If the petitioner had resigned, at the time and in the manner alleged, then he had forfeited his right to act in any relation with the board. His resignation per verba was sufficient. No formal acceptance of his resignation was necessary; neither was it necessary to make an entry thereof in the minutes of the board. While this is true, it must, however, appear that he positively and affirmatively stated or indicated that it was his intention to resign then and there. If there was the slightest condition attached to his statement relating to his resignation, then it was not a resignation. A mere or that he will have nothing more to do with the office is not sufficient upon which to predicate an absolute resignation.
That members of boards become momentarily disgusted with the method of procedure of their associates and withdraw, is not an infrequent occurrence. For the associates to take advantage of this common weakness of men and distort the momentary action into a meaning really not intended or justified by actual and positive words, would be to do great and irrevocable injustice to their fellows.
In addition to what has been said above, which throws some doubt upon just what the petitioner said and did relating to his alleged resignation, we have his own statement. The petitioner states what took place at the meeting substantially as the respondents do, except as to the exact word or phrase used in relation to his alleged resignation. The petitioner says that he said, "I shall tender my resignation." This statement is not altogether in conflict with what Mr. Whitaker says the petitioner said and is in entire harmony with what Mr. Hord and Mr. Barrera believed at the time, if their respective questions presented at that time correctly indicate what each had in mind.
In addition to the above positive statements by the petitioner himself, we have the fact that one full day after said meeting, he wrote a letter to the president of the board, in which he signs himself as still a member and in which he says that he had not resigned. No one knows better than the petitioner himself what was in his mind and what he said at the time he withdrew from said meeting. To conclude that his testimony given at the trial of the present cause and letter of September 28, 1912, are not in accord with the real facts, as he believed they were, would be to attribute to the petitioner a quality of mind which we believe even the respondents would not maintain. Men are liable to err, and innocently. All men are liable to have misunderstandings. In the heat of passion men are liable to make, momentarily, their wishes the mother of their thoughts. Under such circumstances men are liable to have things done which their passions desire to have done. We must remember that accurate weights are ascertained after the beam of the scales has become quiet and not during the time that it is quivering with the suddenness of the weight placed upon it. We fully believe that the conflict between the members of the board and the petitioner with reference to just what was done and the real intention of the petitioner grows out of the differences which existed at that time and not out of any intention to do any person a wrong. A man may be ever so honest and yet be absolutely wrong in his understanding of certain facts. In practically every civil action each of the parties thinks and honestly believes that he is right. That fact, however, does not prevent it being shown and demonstrated that one or the other is absolutely mistaken. For that purpose, among other things, dispassionate courts are established.

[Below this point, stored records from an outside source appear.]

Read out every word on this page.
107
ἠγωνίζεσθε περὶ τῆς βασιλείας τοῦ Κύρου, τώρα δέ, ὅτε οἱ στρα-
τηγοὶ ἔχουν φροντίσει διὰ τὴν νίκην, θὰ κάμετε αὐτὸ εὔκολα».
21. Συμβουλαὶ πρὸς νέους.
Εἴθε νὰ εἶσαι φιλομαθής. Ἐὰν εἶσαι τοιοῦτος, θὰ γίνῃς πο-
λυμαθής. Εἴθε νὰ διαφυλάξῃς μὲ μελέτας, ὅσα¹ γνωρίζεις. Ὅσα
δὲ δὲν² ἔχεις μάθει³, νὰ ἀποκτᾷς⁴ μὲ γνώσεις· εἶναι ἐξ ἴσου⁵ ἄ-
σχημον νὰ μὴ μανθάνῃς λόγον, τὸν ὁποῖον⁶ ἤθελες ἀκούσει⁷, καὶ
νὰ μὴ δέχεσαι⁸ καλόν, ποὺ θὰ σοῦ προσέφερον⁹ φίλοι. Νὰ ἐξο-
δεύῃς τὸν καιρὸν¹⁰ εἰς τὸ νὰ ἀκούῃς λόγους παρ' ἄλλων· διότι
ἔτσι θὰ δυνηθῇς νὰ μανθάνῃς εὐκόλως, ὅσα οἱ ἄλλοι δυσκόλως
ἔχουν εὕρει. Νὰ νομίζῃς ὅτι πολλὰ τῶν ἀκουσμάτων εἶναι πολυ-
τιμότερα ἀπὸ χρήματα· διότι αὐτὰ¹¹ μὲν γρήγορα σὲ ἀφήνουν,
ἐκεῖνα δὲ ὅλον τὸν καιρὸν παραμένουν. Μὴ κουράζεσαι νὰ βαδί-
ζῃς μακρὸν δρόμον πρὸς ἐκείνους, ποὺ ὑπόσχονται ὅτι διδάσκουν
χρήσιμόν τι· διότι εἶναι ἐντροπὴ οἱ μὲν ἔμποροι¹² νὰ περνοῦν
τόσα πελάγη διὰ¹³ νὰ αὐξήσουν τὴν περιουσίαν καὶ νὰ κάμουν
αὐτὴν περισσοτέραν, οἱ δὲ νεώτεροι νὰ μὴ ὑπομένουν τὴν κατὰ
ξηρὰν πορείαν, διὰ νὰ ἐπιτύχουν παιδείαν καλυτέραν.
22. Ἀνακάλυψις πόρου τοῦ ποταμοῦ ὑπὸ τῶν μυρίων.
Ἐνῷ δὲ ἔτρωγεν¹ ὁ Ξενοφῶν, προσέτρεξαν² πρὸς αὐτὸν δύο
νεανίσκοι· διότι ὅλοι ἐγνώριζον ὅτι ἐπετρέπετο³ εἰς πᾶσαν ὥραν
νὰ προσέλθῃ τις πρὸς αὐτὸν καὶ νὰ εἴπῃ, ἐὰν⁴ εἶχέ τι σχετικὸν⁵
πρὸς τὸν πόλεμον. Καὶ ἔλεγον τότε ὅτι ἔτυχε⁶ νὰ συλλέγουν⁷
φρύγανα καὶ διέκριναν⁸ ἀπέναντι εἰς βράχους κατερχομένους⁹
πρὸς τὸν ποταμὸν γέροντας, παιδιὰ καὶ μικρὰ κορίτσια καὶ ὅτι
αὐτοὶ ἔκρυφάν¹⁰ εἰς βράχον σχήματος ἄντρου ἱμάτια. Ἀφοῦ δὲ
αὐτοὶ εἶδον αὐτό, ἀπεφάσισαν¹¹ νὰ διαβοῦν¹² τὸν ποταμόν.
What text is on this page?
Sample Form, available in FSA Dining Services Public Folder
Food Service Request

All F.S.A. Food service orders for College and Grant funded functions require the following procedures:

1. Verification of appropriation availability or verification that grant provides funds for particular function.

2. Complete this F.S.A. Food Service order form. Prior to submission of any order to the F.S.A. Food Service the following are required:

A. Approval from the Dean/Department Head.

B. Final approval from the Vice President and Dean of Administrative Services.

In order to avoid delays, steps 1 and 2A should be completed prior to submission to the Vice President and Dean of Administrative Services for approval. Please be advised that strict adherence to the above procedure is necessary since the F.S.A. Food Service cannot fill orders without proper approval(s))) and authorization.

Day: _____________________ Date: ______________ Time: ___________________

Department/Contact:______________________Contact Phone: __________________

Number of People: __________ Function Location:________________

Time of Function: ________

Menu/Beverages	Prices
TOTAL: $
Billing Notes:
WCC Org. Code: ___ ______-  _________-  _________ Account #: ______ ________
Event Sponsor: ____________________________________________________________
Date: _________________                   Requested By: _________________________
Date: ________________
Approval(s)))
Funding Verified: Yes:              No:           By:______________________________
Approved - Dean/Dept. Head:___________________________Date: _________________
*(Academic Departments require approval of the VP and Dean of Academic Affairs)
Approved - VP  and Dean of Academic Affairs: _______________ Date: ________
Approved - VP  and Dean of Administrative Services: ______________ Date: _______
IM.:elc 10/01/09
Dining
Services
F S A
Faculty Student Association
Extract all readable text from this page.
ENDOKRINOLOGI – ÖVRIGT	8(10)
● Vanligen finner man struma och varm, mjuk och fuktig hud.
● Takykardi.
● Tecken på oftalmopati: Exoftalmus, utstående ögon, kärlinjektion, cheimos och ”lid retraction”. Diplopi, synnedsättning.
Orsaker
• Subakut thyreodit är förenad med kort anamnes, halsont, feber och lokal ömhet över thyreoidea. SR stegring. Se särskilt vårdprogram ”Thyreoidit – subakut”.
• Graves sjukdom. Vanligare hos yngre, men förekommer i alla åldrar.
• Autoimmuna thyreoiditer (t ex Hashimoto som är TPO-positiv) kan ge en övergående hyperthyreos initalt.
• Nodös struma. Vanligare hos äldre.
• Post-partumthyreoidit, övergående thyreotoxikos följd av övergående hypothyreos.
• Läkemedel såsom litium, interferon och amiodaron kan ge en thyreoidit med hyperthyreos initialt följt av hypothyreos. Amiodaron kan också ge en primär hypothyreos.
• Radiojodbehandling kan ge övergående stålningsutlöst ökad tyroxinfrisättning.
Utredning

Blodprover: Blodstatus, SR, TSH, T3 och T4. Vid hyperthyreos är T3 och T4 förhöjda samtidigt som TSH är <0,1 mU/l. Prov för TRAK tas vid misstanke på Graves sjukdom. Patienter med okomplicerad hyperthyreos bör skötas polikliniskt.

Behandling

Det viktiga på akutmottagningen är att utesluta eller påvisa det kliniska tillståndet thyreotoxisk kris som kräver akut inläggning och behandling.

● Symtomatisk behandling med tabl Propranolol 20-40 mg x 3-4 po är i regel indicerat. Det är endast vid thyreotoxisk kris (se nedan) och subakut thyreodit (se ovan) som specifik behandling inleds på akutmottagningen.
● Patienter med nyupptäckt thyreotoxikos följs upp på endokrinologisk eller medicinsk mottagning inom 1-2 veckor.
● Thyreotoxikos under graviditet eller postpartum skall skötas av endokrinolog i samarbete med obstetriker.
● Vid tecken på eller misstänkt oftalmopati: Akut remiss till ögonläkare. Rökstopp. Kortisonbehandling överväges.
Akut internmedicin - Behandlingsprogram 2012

For all of the foregoing reasons and after a careful examination of the proof, we are forced to the conclusion that the record fails to show that the petitioner did resign his position as a member of the board of directors of the respondent bank. We therefore find that he is entitled to exercise all of the rights, privileges, and emoluments belonging and pertaining to a member of said board.
Therefore the prayer of the petitioner is hereby granted and it is hereby ordered and decreed that the extraordinary writ of mandamus be issued, directing the respondents and requiring them and each of them, to fully and freely admit the petitioner into the use, exercise, and enjoyment of the office of the board of directors of said corporation and as a member of the committee on credits of the board of directors thereof; and to enjoy and to freely exercise all of the rights and privileges belonging and pertaining to each of the members of the board of directors of the respondent bank, which are granted to them under the laws of the Philippine Islands and the regulations of said bank.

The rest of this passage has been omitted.